O faturamento do Grupo PSA atingiu novo recorde no primeiro semestre ao totalizar € 29,1 bilhões, 5% acima do apurado em igual período do ano passado, de acordo com balanço financeiro apresentado na quarta-feira, 26. O faturamento da divisão automotiva, que exclui a de autopeças e financeira, foi de € 19,8 bilhões, alta de 3,6% na mesma base de comparação anual, o que segundo a empresa, foi resultado dos lançamentos e da disciplina da empresa em termos de preços.

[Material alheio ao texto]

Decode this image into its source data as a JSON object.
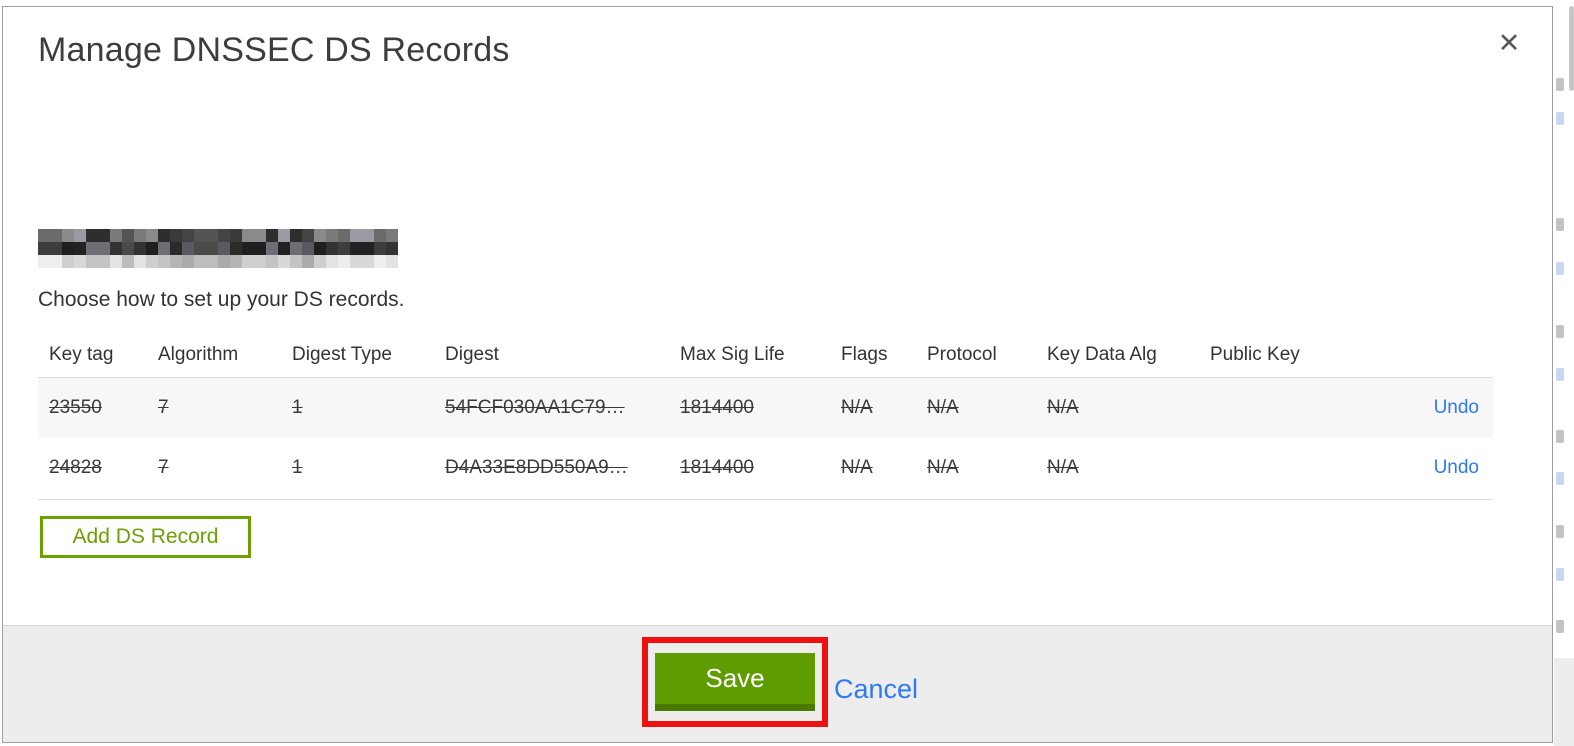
{
  "modal": {
    "title": "Manage DNSSEC DS Records",
    "close_label": "✕",
    "intro": "Choose how to set up your DS records.",
    "table": {
      "headers": [
        "Key tag",
        "Algorithm",
        "Digest Type",
        "Digest",
        "Max Sig Life",
        "Flags",
        "Protocol",
        "Key Data Alg",
        "Public Key"
      ],
      "rows": [
        {
          "key_tag": "23550",
          "algorithm": "7",
          "digest_type": "1",
          "digest": "54FCF030AA1C79…",
          "max_sig_life": "1814400",
          "flags": "N/A",
          "protocol": "N/A",
          "key_data_alg": "N/A",
          "public_key": "",
          "action": "Undo"
        },
        {
          "key_tag": "24828",
          "algorithm": "7",
          "digest_type": "1",
          "digest": "D4A33E8DD550A9…",
          "max_sig_life": "1814400",
          "flags": "N/A",
          "protocol": "N/A",
          "key_data_alg": "N/A",
          "public_key": "",
          "action": "Undo"
        }
      ]
    },
    "add_button_label": "Add DS Record",
    "footer": {
      "save_label": "Save",
      "cancel_label": "Cancel"
    }
  },
  "colors": {
    "accent_green": "#5f9c02",
    "outline_green": "#6ba100",
    "link_blue": "#2e7af2",
    "annotation_red": "#ee1111",
    "footer_gray": "#ededed",
    "row_stripe": "#f7f7f7"
  }
}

Com um resultado operacional corrente de € 1,44 bilhão, a divisão automotiva cresceu 10,7% sobre o primeiro semestre de 2016 e alcançou nível recorde de rentabilidade de 7,3%, apesar da alta das matérias-primas e do impacto negativo das taxas de câmbio. Este resultado decorre essencialmente de um mix de produtos favorável e da baixa constante dos custos.
“O Grupo PSA bateu recordes em termos de resultados graças a nossos clientes, responsáveis pelo sucesso de nossos últimos lançamentos, e ao empenho dos colaboradores do grupo, sempre focados na realização dos objetivos do plano Push to Pass. A eficácia e a agilidade com que as equipes superaram ventos contrários inspiram confiança na capacidade do Grupo PSA de enfrentar novos desafios”, declarou o presidente mundial do Grupo PSA, Carlos Tavares.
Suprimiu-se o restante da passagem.